Tegata cradled her cheek with cold fingers. “It’s okay. I’m your friend now. I’ll save you from those screams.”
“And I won’t let you hear them.” Tsushin wrapped her arms around him, and held on tight. “Let’s stay like this for a while, okay?”
* * *
The midday November cloud opened up above Yorusada Mall’s segmented glass canopy, just as Tegata finally wound his arms around Tsushin. Welcome rays sun begin to warm the back of his neck, congratulating. One hand held the back of her head, heavy and cold to the touch, and pulled it gently towards his shoulder. Her chest barely moved, but Tegata felt the faint, raspy hint of her breath brush softly against his collar. She was still in there.

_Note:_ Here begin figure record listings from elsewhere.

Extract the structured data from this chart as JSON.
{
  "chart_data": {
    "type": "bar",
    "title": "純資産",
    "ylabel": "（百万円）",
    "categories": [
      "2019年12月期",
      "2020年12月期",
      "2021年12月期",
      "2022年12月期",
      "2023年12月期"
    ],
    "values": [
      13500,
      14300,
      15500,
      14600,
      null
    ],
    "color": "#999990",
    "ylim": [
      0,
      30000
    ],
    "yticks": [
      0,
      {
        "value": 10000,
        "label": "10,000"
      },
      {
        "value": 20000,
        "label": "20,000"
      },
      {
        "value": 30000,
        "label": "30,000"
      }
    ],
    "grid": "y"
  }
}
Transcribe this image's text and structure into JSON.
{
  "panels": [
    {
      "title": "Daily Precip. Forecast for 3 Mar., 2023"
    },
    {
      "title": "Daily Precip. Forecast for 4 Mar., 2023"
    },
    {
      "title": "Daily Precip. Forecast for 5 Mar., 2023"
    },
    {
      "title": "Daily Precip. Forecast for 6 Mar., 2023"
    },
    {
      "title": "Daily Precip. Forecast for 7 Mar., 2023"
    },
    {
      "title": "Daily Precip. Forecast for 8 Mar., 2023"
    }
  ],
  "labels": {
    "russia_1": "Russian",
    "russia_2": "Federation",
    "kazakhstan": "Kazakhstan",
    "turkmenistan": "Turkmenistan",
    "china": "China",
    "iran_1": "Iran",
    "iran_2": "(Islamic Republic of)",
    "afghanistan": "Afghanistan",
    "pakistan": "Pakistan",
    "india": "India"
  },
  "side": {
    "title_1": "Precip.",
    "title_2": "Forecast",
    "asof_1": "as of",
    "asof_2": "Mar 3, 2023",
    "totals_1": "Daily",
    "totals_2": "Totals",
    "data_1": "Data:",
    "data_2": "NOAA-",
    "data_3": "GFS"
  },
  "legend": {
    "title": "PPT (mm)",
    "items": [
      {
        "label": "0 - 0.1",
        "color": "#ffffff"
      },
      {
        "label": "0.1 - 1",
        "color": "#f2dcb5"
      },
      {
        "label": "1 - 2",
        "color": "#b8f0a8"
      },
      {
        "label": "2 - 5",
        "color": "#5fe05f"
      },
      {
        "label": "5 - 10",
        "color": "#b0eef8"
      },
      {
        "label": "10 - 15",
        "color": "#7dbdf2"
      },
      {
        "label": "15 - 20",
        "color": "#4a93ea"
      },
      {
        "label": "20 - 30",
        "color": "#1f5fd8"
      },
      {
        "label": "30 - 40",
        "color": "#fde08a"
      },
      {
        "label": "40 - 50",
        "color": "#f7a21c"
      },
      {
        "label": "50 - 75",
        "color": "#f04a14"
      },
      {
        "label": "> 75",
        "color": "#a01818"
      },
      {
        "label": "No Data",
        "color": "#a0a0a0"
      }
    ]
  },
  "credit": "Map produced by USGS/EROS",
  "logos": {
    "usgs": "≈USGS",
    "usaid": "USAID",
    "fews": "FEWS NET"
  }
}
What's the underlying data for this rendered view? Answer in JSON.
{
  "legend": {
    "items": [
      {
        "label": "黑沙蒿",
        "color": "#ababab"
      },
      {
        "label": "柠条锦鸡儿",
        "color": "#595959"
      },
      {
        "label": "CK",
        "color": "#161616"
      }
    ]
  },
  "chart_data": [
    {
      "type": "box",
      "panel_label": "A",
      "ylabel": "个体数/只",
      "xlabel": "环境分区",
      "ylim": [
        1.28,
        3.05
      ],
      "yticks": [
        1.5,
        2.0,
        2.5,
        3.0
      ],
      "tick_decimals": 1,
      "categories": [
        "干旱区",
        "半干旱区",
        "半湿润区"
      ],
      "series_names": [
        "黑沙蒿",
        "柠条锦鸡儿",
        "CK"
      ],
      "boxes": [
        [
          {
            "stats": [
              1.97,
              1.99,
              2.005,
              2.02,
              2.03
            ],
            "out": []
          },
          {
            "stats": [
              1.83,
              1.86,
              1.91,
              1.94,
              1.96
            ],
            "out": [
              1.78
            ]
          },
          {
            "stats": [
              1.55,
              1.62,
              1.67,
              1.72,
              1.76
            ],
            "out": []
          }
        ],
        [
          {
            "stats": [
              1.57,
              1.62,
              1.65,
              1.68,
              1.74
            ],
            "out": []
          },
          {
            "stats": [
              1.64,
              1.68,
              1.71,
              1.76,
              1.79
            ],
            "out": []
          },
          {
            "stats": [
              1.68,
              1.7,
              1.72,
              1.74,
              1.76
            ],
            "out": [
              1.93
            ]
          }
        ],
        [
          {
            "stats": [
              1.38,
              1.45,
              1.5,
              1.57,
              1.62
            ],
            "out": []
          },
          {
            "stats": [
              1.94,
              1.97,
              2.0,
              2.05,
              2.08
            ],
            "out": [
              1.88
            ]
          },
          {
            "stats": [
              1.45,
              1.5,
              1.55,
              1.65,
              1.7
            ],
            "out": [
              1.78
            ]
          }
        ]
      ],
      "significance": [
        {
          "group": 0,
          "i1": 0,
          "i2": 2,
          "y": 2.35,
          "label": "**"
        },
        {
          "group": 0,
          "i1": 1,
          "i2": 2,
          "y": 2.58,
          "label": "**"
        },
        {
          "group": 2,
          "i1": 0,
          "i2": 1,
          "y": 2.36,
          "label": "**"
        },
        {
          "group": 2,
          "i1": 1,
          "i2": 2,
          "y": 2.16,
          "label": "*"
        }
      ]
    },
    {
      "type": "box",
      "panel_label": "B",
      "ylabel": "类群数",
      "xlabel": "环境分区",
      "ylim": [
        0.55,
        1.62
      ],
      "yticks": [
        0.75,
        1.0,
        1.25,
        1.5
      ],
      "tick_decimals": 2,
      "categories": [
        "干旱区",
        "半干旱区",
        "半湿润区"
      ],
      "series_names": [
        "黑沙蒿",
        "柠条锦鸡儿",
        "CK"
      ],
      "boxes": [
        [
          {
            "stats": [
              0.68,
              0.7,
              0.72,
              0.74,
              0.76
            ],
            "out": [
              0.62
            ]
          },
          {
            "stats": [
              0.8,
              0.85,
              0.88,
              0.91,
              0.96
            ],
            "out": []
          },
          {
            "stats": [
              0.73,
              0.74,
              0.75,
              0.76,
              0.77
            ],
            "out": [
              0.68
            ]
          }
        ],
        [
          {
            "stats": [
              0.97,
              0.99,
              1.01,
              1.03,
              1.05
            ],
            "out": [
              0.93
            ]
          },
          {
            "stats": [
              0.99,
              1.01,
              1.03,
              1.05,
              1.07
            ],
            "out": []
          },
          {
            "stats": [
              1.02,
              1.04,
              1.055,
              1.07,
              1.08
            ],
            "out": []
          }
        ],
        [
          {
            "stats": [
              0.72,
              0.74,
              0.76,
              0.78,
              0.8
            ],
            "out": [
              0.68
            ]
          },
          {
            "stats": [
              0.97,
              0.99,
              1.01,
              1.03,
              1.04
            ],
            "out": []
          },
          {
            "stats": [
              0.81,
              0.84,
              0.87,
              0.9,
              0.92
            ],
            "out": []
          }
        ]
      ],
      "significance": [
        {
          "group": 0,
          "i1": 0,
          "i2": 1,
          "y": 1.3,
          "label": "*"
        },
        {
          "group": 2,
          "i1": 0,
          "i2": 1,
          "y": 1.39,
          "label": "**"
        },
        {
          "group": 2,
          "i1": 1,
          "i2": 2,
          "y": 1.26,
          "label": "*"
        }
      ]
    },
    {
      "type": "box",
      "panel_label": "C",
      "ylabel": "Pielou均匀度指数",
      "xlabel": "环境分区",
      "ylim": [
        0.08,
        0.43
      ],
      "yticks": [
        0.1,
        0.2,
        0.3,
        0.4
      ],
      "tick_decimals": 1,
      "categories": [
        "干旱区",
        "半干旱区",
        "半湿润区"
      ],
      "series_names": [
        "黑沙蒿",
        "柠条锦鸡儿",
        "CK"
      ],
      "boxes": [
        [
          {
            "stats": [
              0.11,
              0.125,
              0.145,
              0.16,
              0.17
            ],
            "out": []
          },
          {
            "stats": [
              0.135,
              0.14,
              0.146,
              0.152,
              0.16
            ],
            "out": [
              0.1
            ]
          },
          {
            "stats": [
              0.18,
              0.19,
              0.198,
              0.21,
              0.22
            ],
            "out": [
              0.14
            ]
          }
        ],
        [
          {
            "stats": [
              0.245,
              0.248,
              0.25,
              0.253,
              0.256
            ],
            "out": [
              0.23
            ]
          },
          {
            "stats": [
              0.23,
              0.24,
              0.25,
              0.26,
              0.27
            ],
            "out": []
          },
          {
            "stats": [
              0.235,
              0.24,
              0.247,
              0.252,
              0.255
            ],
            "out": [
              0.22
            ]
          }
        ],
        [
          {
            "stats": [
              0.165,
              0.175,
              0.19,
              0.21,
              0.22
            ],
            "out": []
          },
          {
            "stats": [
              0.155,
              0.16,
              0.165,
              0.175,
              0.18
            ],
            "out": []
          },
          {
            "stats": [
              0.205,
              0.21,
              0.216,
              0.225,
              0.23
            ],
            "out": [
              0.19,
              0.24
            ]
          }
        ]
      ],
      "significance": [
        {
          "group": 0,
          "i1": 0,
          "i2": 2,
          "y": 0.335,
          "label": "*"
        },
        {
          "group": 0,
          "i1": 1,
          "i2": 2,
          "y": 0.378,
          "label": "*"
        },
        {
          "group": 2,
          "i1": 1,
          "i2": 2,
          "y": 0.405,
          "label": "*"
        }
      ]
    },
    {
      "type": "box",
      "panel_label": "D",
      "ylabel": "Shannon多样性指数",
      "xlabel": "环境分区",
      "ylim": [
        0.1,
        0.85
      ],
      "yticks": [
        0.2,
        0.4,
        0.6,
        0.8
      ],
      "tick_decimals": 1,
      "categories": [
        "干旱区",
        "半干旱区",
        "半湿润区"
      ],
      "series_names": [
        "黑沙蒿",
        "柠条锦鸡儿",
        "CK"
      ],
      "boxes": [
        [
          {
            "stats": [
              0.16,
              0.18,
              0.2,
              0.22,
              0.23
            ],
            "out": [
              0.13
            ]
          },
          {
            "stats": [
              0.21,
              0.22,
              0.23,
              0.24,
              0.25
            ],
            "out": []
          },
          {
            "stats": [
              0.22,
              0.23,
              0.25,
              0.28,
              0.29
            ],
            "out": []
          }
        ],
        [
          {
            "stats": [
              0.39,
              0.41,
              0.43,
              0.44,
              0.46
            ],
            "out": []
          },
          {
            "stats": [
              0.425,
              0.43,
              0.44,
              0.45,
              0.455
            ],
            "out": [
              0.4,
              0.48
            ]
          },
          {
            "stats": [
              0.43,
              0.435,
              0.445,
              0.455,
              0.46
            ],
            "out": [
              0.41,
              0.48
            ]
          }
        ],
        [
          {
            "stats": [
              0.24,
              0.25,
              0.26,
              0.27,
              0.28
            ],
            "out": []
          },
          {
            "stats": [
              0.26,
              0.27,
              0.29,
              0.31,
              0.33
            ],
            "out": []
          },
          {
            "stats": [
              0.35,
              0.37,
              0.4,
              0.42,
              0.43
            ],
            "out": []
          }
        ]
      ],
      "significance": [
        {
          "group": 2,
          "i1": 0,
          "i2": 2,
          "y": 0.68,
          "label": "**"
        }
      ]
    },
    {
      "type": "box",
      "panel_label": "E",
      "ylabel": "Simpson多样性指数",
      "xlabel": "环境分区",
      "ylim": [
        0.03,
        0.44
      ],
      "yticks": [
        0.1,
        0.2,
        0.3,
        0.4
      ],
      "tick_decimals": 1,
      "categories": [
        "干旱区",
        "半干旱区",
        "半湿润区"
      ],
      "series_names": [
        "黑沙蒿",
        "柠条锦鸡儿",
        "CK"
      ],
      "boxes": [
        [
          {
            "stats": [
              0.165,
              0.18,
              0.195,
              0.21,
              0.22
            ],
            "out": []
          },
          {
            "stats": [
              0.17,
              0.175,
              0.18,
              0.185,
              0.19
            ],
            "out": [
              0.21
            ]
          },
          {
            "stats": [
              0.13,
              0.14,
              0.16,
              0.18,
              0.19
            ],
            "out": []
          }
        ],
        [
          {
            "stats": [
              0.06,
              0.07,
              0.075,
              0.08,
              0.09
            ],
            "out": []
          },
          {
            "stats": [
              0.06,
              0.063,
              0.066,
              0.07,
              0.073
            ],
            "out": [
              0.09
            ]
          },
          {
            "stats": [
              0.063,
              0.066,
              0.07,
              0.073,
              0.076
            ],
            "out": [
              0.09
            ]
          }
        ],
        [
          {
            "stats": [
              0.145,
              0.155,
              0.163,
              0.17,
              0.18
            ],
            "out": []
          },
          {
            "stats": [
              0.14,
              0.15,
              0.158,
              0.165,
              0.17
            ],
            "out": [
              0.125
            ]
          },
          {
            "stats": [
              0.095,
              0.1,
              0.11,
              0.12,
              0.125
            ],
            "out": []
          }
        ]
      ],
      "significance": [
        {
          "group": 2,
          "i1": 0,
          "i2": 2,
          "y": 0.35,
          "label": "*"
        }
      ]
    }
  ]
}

“I’ll save you from those screams.”
Tears welled up in his eyes once more, and Tegata bowed his head into her shoulder. He held her closer still and felt, much to his joy and astonishment alike, movement that wasn’t his own. Jerky to start with, Tsushin’s arms began to twitch. The twitch extended to her hands, and joints audibly creaked. Then, whole movement, strangely fluid, as she too raised her arms. Frozen fingers gripped weakly at the folds of his coat, then tighter. Tegata felt himself pulled forward, as the girl returned his embrace. His shirt began to stick to his skin. A wetness was spreading somewhere around his navel. Her chest began to heave against him. Tsushin was likely crying too.
“It’s alright. I’ve got you now.”
Tegata smiled, as every tense muscle in his back begin to loosen, just like it had on that first day. A warmth began to spread throughout his chest, almost a burning. How long had it been? The catharsis was enough to make him weak at the knees, but still he stood strong—for her sake. Eventually, it came time to draw away, Tegata, his hands still on her shoulders, moving them apart, just in time to see the silvery tip of her knife protruding through the centre of his chest.